Uma das formas de melhorar a atenção primária é através de uma melhor capacitação dos profissionais que nela atuam. Esse é um dos focos do convênio.


Olga Pané: Claro. Há várias fases para se melhorar a atenção primária e uma delas é a capacitação profissional. O Brasil tem excelentes profissionais, muito bem formados. Os sistemas de formação do Brasil são acreditados e competitivos. Mas os profissionais não tem capacidade para decidir no momento que precisa. Há de se discutir com eles as prioridades desse sistema. E é necessário que nessa discussão os centros de saúde participem para pensar nas principais necessidades dos cidadãos. Tudo isso requer formação em gestão clinica e em organização de centros de saúde. Essa é a primeira fase. A segunda fase desse projeto será mais orientada à gestão para introduzir no sistema elementos de inovação que favoreçam as trocas em todos os níveis, desde os estratégicos, de macro-gestão, de sistemas de governo, até os níveis mais baixos, de micro-sistemas, da gestão clínica, onde os médicos, enfermeiros e agentes comunitários estejam envolvidos. Todos eles pensando numa política de saúde voltada para os cidadãos.
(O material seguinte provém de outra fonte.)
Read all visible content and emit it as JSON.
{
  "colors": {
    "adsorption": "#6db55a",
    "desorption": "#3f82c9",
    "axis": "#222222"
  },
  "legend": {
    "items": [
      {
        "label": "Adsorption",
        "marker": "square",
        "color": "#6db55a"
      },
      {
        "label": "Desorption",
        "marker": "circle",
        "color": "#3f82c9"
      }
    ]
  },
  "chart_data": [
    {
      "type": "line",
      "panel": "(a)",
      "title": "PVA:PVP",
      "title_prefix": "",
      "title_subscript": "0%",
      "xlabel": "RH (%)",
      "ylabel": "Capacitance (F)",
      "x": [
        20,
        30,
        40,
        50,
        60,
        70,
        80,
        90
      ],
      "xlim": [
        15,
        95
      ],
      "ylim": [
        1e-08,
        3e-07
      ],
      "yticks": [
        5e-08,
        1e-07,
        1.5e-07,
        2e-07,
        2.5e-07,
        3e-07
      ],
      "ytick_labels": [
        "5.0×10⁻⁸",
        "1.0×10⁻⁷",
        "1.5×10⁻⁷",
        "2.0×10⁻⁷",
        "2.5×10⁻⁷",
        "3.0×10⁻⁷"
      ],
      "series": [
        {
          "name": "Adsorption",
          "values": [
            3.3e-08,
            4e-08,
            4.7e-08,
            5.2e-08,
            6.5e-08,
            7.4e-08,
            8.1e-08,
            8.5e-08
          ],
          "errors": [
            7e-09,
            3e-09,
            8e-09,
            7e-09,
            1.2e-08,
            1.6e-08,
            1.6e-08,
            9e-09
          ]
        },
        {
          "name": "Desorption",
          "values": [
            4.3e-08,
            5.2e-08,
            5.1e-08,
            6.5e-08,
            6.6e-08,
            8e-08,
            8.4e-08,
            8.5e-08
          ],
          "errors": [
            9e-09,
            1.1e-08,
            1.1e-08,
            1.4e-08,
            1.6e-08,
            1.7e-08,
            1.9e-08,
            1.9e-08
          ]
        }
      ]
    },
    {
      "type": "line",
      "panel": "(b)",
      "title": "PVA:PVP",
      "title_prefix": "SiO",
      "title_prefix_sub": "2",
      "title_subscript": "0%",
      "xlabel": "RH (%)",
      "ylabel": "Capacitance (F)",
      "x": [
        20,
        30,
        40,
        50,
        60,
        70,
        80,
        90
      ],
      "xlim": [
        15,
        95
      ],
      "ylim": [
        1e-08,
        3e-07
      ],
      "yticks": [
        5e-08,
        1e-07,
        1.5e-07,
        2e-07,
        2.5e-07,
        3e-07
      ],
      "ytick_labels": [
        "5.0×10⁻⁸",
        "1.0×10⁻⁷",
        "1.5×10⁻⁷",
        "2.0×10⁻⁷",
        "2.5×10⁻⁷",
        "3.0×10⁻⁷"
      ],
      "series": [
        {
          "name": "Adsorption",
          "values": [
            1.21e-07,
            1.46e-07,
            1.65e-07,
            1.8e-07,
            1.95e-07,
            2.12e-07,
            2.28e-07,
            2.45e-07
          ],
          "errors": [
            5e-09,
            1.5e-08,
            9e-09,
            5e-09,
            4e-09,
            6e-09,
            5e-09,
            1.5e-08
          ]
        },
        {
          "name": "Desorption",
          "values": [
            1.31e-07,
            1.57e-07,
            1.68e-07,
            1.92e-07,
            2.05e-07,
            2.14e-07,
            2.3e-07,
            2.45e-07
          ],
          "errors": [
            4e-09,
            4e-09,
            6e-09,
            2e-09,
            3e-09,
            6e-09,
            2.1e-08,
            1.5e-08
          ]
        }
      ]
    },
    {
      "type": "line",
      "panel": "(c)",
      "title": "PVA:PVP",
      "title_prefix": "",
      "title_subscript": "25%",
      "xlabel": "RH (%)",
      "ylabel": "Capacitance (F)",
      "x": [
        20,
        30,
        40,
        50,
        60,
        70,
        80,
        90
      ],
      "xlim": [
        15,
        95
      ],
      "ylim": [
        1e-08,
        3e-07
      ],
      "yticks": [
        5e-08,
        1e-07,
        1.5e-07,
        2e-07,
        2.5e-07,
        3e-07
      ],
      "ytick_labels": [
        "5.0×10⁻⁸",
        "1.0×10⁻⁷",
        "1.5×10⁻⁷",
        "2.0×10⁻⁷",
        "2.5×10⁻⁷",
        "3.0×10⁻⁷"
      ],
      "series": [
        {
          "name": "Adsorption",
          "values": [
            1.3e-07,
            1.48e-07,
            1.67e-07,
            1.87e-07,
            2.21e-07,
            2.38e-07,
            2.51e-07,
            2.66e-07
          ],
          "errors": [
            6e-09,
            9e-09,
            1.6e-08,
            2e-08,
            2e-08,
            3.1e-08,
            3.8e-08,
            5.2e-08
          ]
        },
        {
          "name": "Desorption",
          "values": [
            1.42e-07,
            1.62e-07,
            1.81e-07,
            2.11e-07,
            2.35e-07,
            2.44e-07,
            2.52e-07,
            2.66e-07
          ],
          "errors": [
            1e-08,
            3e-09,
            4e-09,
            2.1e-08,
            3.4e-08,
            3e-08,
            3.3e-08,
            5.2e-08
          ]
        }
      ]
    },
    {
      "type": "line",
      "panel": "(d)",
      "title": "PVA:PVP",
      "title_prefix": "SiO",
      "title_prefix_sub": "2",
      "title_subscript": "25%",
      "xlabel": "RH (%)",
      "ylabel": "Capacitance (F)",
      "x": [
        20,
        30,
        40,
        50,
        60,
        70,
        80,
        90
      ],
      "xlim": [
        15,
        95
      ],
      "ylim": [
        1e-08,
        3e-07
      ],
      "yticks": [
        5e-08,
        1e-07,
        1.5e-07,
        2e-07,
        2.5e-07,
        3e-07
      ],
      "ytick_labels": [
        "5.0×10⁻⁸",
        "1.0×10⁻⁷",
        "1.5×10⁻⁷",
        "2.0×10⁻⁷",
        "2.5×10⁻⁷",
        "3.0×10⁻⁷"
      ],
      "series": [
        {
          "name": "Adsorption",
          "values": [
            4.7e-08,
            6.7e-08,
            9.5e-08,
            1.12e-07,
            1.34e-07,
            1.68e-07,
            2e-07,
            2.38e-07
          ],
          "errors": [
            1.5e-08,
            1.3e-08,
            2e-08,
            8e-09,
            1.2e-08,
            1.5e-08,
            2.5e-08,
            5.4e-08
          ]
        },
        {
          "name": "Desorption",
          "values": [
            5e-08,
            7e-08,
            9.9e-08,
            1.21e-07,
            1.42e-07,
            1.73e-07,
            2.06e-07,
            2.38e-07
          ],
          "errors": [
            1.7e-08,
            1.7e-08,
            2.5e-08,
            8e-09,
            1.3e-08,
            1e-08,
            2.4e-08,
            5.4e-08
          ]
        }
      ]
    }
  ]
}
Essa estratégia, voltada para atenção básica, fortalece ainda mais a experiência do PSF brasileiro.


Olga Pané: Certamente. Isso ajudará a fortalecer o PSF mas, sem fazer fundamentalismo do programa. Faz do PSF um instrumento para melhorar a disponibilidade do sistema e, portanto, precisa estabelecer determinadas adaptações. É possível que modelos de saúde da família possam prestar serviços distintos. Por exemplo, as necessidades da Baixada Fluminense são diferentes de certas regiões do Rio Grande do Sul. O Norte do Brasil difere do grande Rio de Janeiro e essas adaptações são necessárias. A atenção primária deve ser capaz de adaptar-se às necessidades distintas em cada território. Vamos adaptar todos os modelos do PSF, fortalecendo e melhorando sua capacidade de atuação na Baixada Fluminense.